Some Things to Know About the Sicilian Buttercup Chicken
The Sicilian Buttercup chicken has a unique appearance. Their comb is shaped like a flower, cupping upward with several points on top of their heads. They also have distinct green legs.
Hens have a beautiful golden buff color that contributes to their being named after buttercup flowers. Roosters, on the other hand, are reddish-orange with a black tail.
How Easy is it to Keep Sicilian Buttercup Chickens?
Like most Mediterranean breeds of chicken, Sicilian Buttercups prefer warmer climates over colder ones. They are built to do well in the heat and cannot stand cold temperatures very well.
They prefer to be free ranging and exploring and do not do well in confinement. They are known to be excellent foragers and will pick up tasty treats for themselves wherever they wander. They are great for compost piles because they scratch and dig more than the average chicken.

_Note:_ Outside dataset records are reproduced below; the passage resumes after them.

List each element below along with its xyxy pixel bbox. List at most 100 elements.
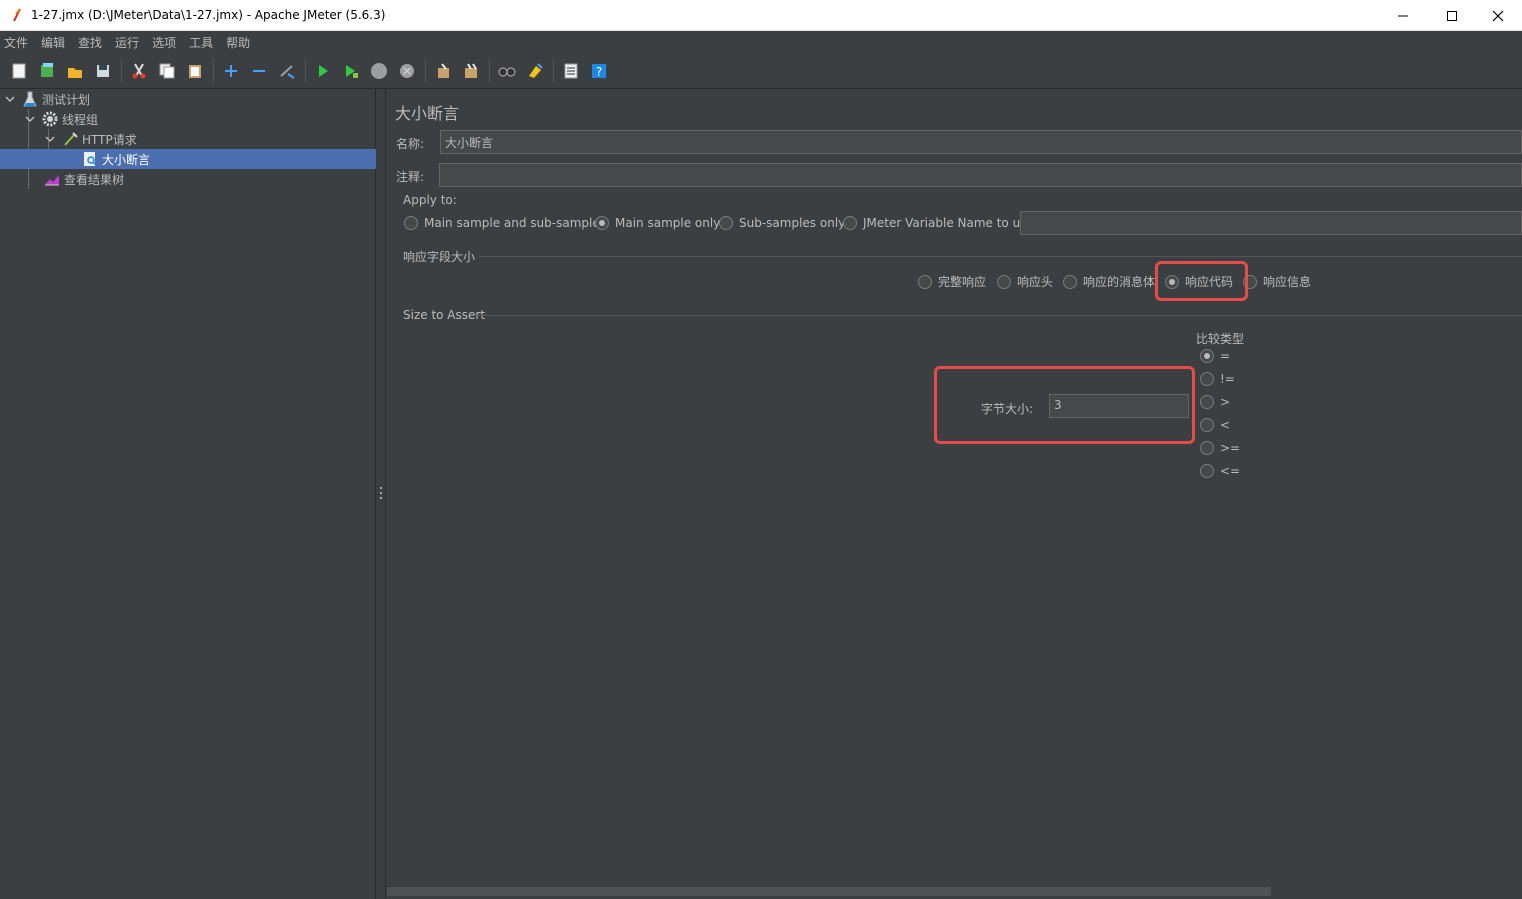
clear-all-icon[interactable] [460, 60, 482, 82]
radio-icon [1200, 395, 1214, 409]
size-label: 字节大小: [981, 402, 1034, 416]
tree-item-test-plan[interactable]: 测试计划 [4, 89, 90, 109]
cut-icon[interactable] [128, 60, 150, 82]
start-no-pause-icon[interactable] [340, 60, 362, 82]
new-icon[interactable] [8, 60, 30, 82]
chevron-down-icon[interactable] [4, 93, 16, 105]
maximize-button[interactable] [1429, 0, 1475, 31]
menu-options[interactable]: 选项 [152, 34, 176, 51]
radio-label: 响应的消息体 [1083, 275, 1156, 289]
compare-greater-equal-radio[interactable]: >= [1200, 441, 1240, 455]
field-headers-radio[interactable]: 响应头 [997, 273, 1053, 290]
compare-equal-radio[interactable]: = [1200, 349, 1230, 363]
open-icon[interactable] [64, 60, 86, 82]
stop-icon[interactable] [368, 60, 390, 82]
tree-item-view-results-tree[interactable]: 查看结果树 [44, 169, 124, 189]
tree-item-label: 测试计划 [42, 92, 91, 107]
apply-main-and-sub-radio[interactable]: Main sample and sub-samples [404, 216, 606, 230]
field-full-response-radio[interactable]: 完整响应 [918, 273, 986, 290]
copy-icon[interactable] [156, 60, 178, 82]
menu-run[interactable]: 运行 [115, 34, 139, 51]
response-field-title: 响应字段大小 [403, 250, 476, 264]
collapse-icon[interactable] [248, 60, 270, 82]
minimize-button[interactable] [1380, 0, 1426, 31]
radio-selected-icon [1200, 349, 1214, 363]
menu-edit[interactable]: 编辑 [41, 34, 65, 51]
chevron-down-icon[interactable] [24, 113, 36, 125]
radio-label: Main sample only [615, 216, 721, 230]
toolbar-separator [305, 58, 306, 83]
graph-icon [44, 171, 60, 187]
toolbar-separator [425, 58, 426, 83]
apply-main-only-radio[interactable]: Main sample only [595, 216, 720, 230]
toolbar-separator [121, 58, 122, 83]
reset-search-icon[interactable] [524, 60, 546, 82]
tree-item-label: 大小断言 [102, 152, 151, 167]
radio-icon [404, 216, 418, 230]
paste-icon[interactable] [184, 60, 206, 82]
toolbar: ? [0, 53, 1522, 89]
tree-item-label: 线程组 [62, 112, 99, 127]
toolbar-separator [553, 58, 554, 83]
close-button[interactable] [1475, 0, 1521, 31]
comment-field[interactable] [439, 163, 1522, 187]
save-icon[interactable] [92, 60, 114, 82]
search-icon[interactable] [496, 60, 518, 82]
size-to-assert-title: Size to Assert [403, 308, 486, 322]
toolbar-separator [213, 58, 214, 83]
horizontal-scrollbar[interactable] [387, 887, 1271, 896]
compare-less-equal-radio[interactable]: <= [1200, 464, 1240, 478]
apply-to-title: Apply to: [403, 193, 457, 207]
compare-not-equal-radio[interactable]: != [1200, 372, 1235, 386]
apply-variable-radio[interactable]: JMeter Variable Name to use [843, 216, 1034, 230]
menu-help[interactable]: 帮助 [226, 34, 250, 51]
size-field[interactable]: 3 [1049, 394, 1189, 418]
expand-icon[interactable] [220, 60, 242, 82]
radio-label: = [1220, 349, 1231, 363]
radio-label: Main sample and sub-samples [424, 216, 606, 230]
field-body-radio[interactable]: 响应的消息体 [1063, 273, 1155, 290]
gear-icon [42, 111, 58, 127]
tree-item-label: 查看结果树 [64, 172, 125, 187]
tree-item-size-assertion[interactable]: 大小断言 [0, 149, 376, 169]
page-title: 大小断言 [395, 104, 460, 123]
splitter-grip-icon [380, 487, 382, 499]
clear-icon[interactable] [432, 60, 454, 82]
radio-icon [1200, 418, 1214, 432]
window-title: 1-27.jmx (D:\JMeter\Data\1-27.jmx) - Apa… [31, 8, 386, 22]
section-divider [479, 256, 1522, 257]
menu-search[interactable]: 查找 [78, 34, 102, 51]
compare-greater-radio[interactable]: > [1200, 395, 1230, 409]
highlight-box [1155, 261, 1248, 301]
templates-icon[interactable] [36, 60, 58, 82]
compare-less-radio[interactable]: < [1200, 418, 1230, 432]
tree-item-thread-group[interactable]: 线程组 [24, 109, 98, 129]
split-pane-divider[interactable] [376, 89, 386, 899]
radio-icon [1063, 274, 1077, 289]
size-assertion-panel: 大小断言 名称: 大小断言 注释: Apply to: Main sample … [387, 89, 1522, 899]
menu-bar: 文件 编辑 查找 运行 选项 工具 帮助 [0, 31, 1522, 53]
radio-icon [719, 216, 733, 230]
name-field[interactable]: 大小断言 [440, 130, 1522, 154]
function-helper-icon[interactable] [560, 60, 582, 82]
field-response-message-radio[interactable]: 响应信息 [1243, 273, 1311, 290]
test-plan-tree: 测试计划 线程组 HTTP请求 大小断言 查看结果树 [0, 89, 376, 899]
flask-icon [22, 91, 38, 107]
chevron-down-icon[interactable] [44, 133, 56, 145]
help-icon[interactable]: ? [588, 60, 610, 82]
radio-label: <= [1220, 464, 1241, 478]
tree-item-http-request[interactable]: HTTP请求 [44, 129, 137, 149]
radio-label: 响应头 [1017, 275, 1054, 289]
shutdown-icon[interactable] [396, 60, 418, 82]
variable-name-field[interactable] [1020, 211, 1522, 235]
menu-file[interactable]: 文件 [4, 34, 28, 51]
start-icon[interactable] [312, 60, 334, 82]
radio-label: 响应信息 [1263, 275, 1312, 289]
radio-icon [843, 216, 857, 230]
toggle-icon[interactable] [276, 60, 298, 82]
apply-sub-only-radio[interactable]: Sub-samples only [719, 216, 845, 230]
radio-icon [918, 274, 932, 289]
menu-tools[interactable]: 工具 [189, 34, 213, 51]
radio-label: JMeter Variable Name to use [863, 216, 1034, 230]
radio-selected-icon [595, 216, 609, 230]
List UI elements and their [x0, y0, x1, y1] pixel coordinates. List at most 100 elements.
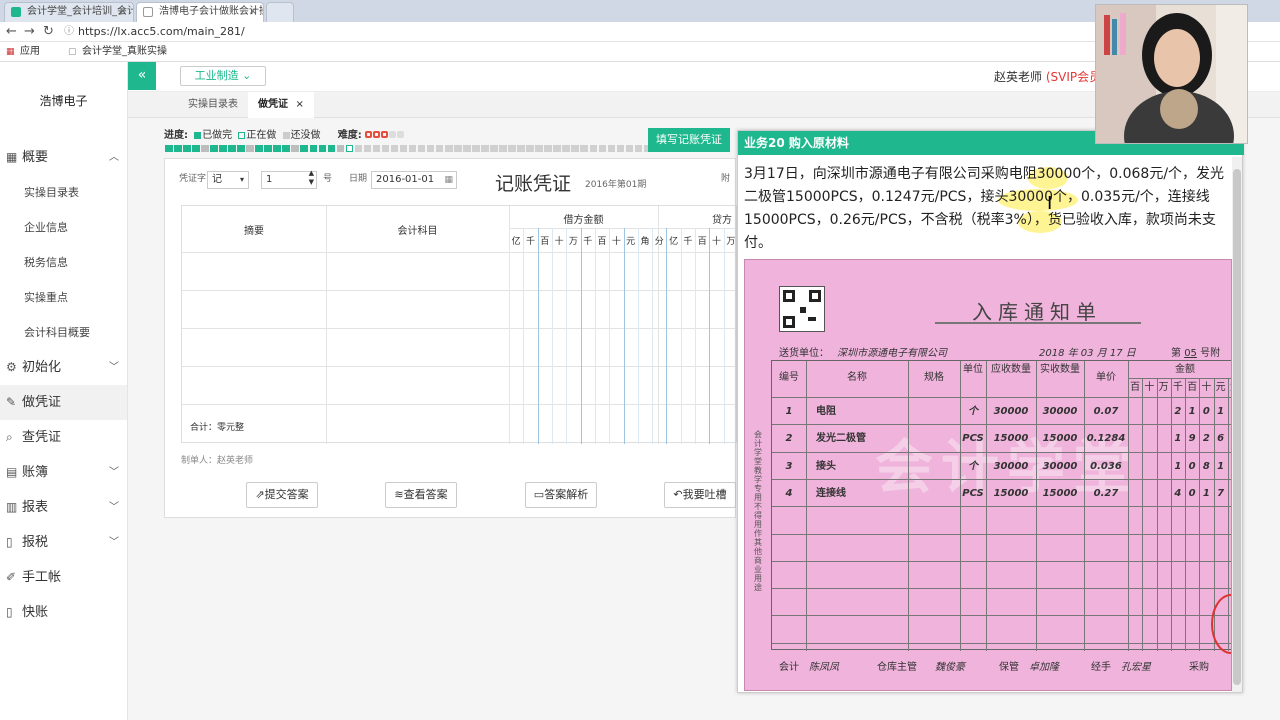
progress-step[interactable] [580, 145, 588, 152]
fill-voucher-button[interactable]: 填写记账凭证 [648, 128, 730, 152]
progress-step[interactable] [372, 145, 381, 152]
voucher-date-field[interactable]: 2016-01-01 ▦ [371, 171, 457, 189]
progress-step[interactable] [562, 145, 570, 152]
tab-catalog[interactable]: 实操目录表 [178, 92, 248, 118]
new-tab-button[interactable] [266, 2, 294, 22]
progress-step[interactable] [273, 145, 281, 152]
bookmark-item[interactable]: 会计学堂_真账实操 [82, 42, 167, 62]
stepper-arrows-icon[interactable]: ▲ ▼ [309, 169, 314, 187]
progress-step[interactable] [399, 145, 408, 152]
progress-step[interactable] [589, 145, 598, 152]
progress-step[interactable] [264, 145, 272, 152]
user-info[interactable]: 赵英老师 (SVIP会员 [994, 62, 1101, 92]
progress-step[interactable] [535, 145, 543, 152]
browser-tab-active[interactable]: 浩博电子会计做账会计操 × [136, 2, 264, 22]
view-answer-button[interactable]: ≋查看答案 [385, 482, 457, 508]
url-field[interactable]: ⓘ https://lx.acc5.com/main_281/ [62, 24, 1082, 40]
progress-step[interactable] [616, 145, 625, 152]
progress-step[interactable] [210, 145, 218, 152]
panel-scrollbar[interactable] [1232, 157, 1242, 692]
close-tab-icon[interactable]: × [119, 3, 127, 21]
progress-step[interactable] [363, 145, 372, 152]
progress-step[interactable] [174, 145, 182, 152]
account-cell[interactable] [326, 260, 509, 290]
progress-step[interactable] [417, 145, 426, 152]
progress-step[interactable] [291, 145, 299, 152]
sidebar-group-make-voucher[interactable]: ✎ 做凭证 [0, 385, 127, 420]
feedback-button[interactable]: ↶我要吐槽 [664, 482, 736, 508]
progress-step[interactable] [445, 145, 453, 152]
sidebar-item-key-points[interactable]: 实操重点 [0, 280, 127, 315]
summary-cell[interactable] [182, 260, 326, 290]
sidebar-item-company-info[interactable]: 企业信息 [0, 210, 127, 245]
scrollbar-thumb[interactable] [1233, 169, 1241, 685]
chevron-up-icon: ︿ [109, 152, 119, 163]
sidebar-group-books[interactable]: ▤ 账簿 ﹀ [0, 455, 127, 490]
progress-step[interactable] [517, 145, 525, 152]
progress-step[interactable] [300, 145, 308, 152]
sidebar-group-query-voucher[interactable]: ⌕ 查凭证 [0, 420, 127, 455]
progress-step[interactable] [192, 145, 200, 152]
progress-step[interactable] [472, 145, 480, 152]
sidebar-group-manual[interactable]: ✐ 手工帐 [0, 560, 127, 595]
progress-step[interactable] [246, 145, 254, 152]
progress-step[interactable] [345, 145, 354, 152]
progress-step[interactable] [463, 145, 471, 152]
progress-step[interactable] [318, 145, 327, 152]
collapse-sidebar-button[interactable]: « [128, 62, 156, 90]
progress-step[interactable] [526, 145, 534, 152]
close-tab-icon[interactable]: × [295, 99, 303, 110]
voucher-type-select[interactable]: 记 ▾ [207, 171, 249, 189]
sidebar-group-init[interactable]: ⚙ 初始化 ﹀ [0, 350, 127, 385]
sidebar-item-tax-info[interactable]: 税务信息 [0, 245, 127, 280]
progress-step[interactable] [571, 145, 579, 152]
progress-step[interactable] [408, 145, 417, 152]
sidebar-group-quick[interactable]: ▯ 快账 [0, 595, 127, 630]
progress-step[interactable] [454, 145, 462, 152]
sidebar-group-tax[interactable]: ▯ 报税 ﹀ [0, 525, 127, 560]
progress-step[interactable] [426, 145, 435, 152]
progress-step[interactable] [165, 145, 173, 152]
reload-icon[interactable]: ↻ [43, 23, 54, 40]
back-icon[interactable]: ← [6, 23, 17, 40]
sidebar-group-overview[interactable]: ▦ 概要 ︿ [0, 140, 127, 175]
sidebar-group-reports[interactable]: ▥ 报表 ﹀ [0, 490, 127, 525]
progress-step[interactable] [381, 145, 390, 152]
progress-step[interactable] [625, 145, 634, 152]
progress-step[interactable] [435, 145, 444, 152]
sidebar-item-accounts[interactable]: 会计科目概要 [0, 315, 127, 350]
sidebar-item-catalog[interactable]: 实操目录表 [0, 175, 127, 210]
submit-answer-button[interactable]: ⇗提交答案 [246, 482, 318, 508]
calendar-icon[interactable]: ▦ [444, 172, 453, 188]
answer-analysis-button[interactable]: ▭答案解析 [525, 482, 597, 508]
voucher-number-stepper[interactable]: 1 ▲ ▼ [261, 169, 317, 189]
bookmark-apps[interactable]: 应用 [20, 42, 40, 62]
progress-step[interactable] [201, 145, 209, 152]
industry-dropdown[interactable]: 工业制造 ⌄ [180, 66, 266, 86]
progress-step[interactable] [390, 145, 399, 152]
progress-step[interactable] [544, 145, 552, 152]
close-tab-icon[interactable]: × [249, 3, 257, 21]
progress-step[interactable] [499, 145, 507, 152]
progress-step[interactable] [598, 145, 607, 152]
progress-step[interactable] [309, 145, 318, 152]
filled-star-icon [372, 131, 380, 138]
progress-step[interactable] [282, 145, 290, 152]
progress-step[interactable] [183, 145, 191, 152]
progress-step[interactable] [490, 145, 498, 152]
forward-icon[interactable]: → [24, 23, 35, 40]
progress-step[interactable] [327, 145, 336, 152]
progress-step[interactable] [237, 145, 245, 152]
progress-step[interactable] [607, 145, 616, 152]
progress-step[interactable] [508, 145, 516, 152]
progress-step[interactable] [481, 145, 489, 152]
progress-step[interactable] [354, 145, 363, 152]
progress-step[interactable] [228, 145, 236, 152]
progress-step[interactable] [634, 145, 643, 152]
progress-step[interactable] [553, 145, 561, 152]
progress-step[interactable] [336, 145, 345, 152]
browser-tab[interactable]: 会计学堂_会计培训_会计 × [4, 2, 134, 22]
progress-step[interactable] [219, 145, 227, 152]
progress-step[interactable] [255, 145, 263, 152]
tab-make-voucher[interactable]: 做凭证 × [248, 92, 314, 118]
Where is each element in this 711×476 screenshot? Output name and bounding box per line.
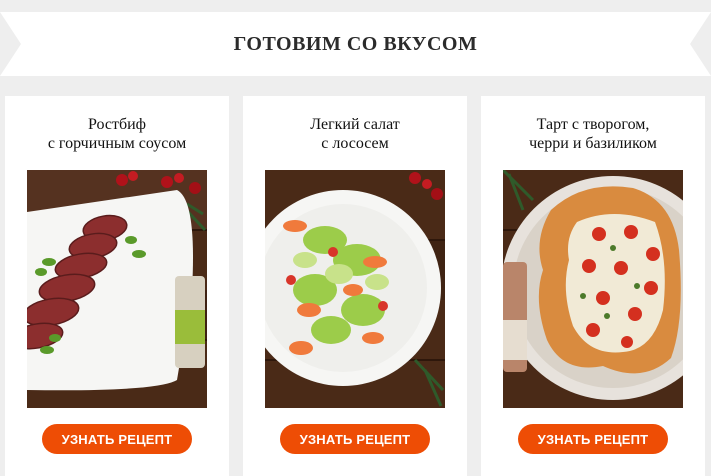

When it comes to their temperament, Sicilian Buttercups are very active and not the best pet or show birds. Some are calm, but most are skittish and reactive to humans. They are also noisier than the average chicken, so that is something to consider if you live close by to neighbors.
Special Care and Considerations for Sicilian Buttercup Chickens
As with all birds with a large comb, frostbite can be an issue. When the temperature drops, you can help to protect their comb with a bit of vaseline.